North America’s Class 8 truck orders totaled 21,300 units in March, according to preliminary data from ACT Research, with Classes 5-7 orders rising to 21,200.
“Long backlogs and supply chain-constrained production activity kept new order activity trending within a narrow range,” said Kenny Vieth, ACT’s president and senior analyst. “Based on preliminary March inputs, North American Classes 5-8 net orders were up slightly compared to February, and while orders have been moving sideways for most of two quarters, March’s intake was the best since October.”
Vieth said recent economic news – including freight and rate data – has been less positive of late. However, he also pointed out OEMs only report orders that are expected to be built within 12 months, and the Class 8 backlog-to-build ratio was at 11 months in February.
Vieth added, “Class 8 orders remained range-bound, posting a virtual carbon copy of February’s order intake. With Class 8 backlogs stretching through 2022 and still no clear visibility on the easing of the ‘everything shortage’, March’s net order haul reflects the ongoing conservative approach by the OEMs looking to limit the risk of overbooking and underbuilding that plagued the industry in 2021.”
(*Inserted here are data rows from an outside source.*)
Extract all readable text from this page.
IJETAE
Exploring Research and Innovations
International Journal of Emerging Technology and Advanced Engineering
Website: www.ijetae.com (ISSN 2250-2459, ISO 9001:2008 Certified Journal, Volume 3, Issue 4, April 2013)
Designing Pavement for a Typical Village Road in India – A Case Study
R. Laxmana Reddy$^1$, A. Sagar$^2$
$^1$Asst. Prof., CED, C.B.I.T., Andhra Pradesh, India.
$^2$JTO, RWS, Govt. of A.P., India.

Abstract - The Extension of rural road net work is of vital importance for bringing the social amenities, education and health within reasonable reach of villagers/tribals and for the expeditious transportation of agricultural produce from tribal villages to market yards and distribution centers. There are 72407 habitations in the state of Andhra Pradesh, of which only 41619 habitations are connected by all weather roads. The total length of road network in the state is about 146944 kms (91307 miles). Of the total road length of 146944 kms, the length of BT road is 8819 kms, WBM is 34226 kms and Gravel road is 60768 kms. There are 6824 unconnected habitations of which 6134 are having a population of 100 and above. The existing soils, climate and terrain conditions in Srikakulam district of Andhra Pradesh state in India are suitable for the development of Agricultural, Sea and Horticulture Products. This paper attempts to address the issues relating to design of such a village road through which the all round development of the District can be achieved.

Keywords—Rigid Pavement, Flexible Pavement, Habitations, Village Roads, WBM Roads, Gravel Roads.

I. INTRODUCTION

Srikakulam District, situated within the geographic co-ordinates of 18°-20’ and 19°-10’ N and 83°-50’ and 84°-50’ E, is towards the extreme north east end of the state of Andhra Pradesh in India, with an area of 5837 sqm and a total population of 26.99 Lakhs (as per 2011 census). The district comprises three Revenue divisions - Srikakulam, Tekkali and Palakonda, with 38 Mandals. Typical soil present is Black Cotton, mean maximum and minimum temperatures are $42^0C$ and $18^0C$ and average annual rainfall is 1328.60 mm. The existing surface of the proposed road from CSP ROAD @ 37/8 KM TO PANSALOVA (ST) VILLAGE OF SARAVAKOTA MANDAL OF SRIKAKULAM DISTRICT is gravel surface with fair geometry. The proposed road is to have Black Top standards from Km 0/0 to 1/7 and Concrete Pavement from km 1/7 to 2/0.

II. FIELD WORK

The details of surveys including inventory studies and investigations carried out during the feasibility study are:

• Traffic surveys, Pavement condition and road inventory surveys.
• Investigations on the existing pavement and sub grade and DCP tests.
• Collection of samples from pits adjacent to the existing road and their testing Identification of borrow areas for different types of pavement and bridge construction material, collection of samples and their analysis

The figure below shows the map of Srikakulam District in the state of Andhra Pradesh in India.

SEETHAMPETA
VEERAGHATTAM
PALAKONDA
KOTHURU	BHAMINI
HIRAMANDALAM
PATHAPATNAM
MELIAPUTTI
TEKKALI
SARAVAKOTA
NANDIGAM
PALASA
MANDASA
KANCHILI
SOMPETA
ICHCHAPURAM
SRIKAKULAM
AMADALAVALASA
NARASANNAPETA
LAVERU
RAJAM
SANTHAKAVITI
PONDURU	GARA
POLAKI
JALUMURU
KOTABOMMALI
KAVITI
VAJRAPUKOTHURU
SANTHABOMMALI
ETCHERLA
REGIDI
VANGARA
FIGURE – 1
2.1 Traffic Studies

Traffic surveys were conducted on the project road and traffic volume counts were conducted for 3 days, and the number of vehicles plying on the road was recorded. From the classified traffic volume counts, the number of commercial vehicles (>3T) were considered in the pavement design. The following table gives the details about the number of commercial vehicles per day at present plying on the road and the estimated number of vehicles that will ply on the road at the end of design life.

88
FTR, meanwhile, reported preliminary North American Class 8 net orders of 21,500 units.
Don Ake, vice-president of commercial vehicles commented, “The March order total reflects a market frozen in place. All the OEMs are evaluating the business environment monthly and only entering enough orders to fill in about a month’s worth of production in the schedule. March’s number indicates that production levels stayed flat.
“This trend began seven months ago and has not varied much. Once supply chain issues improve, OEMs will be able to substantially increase orders. But until then, conditions remain stagnant. Several automakers recently announced computer chip supplies remain tight, but there are still expectations of supply chain improvements in the second half of the year.”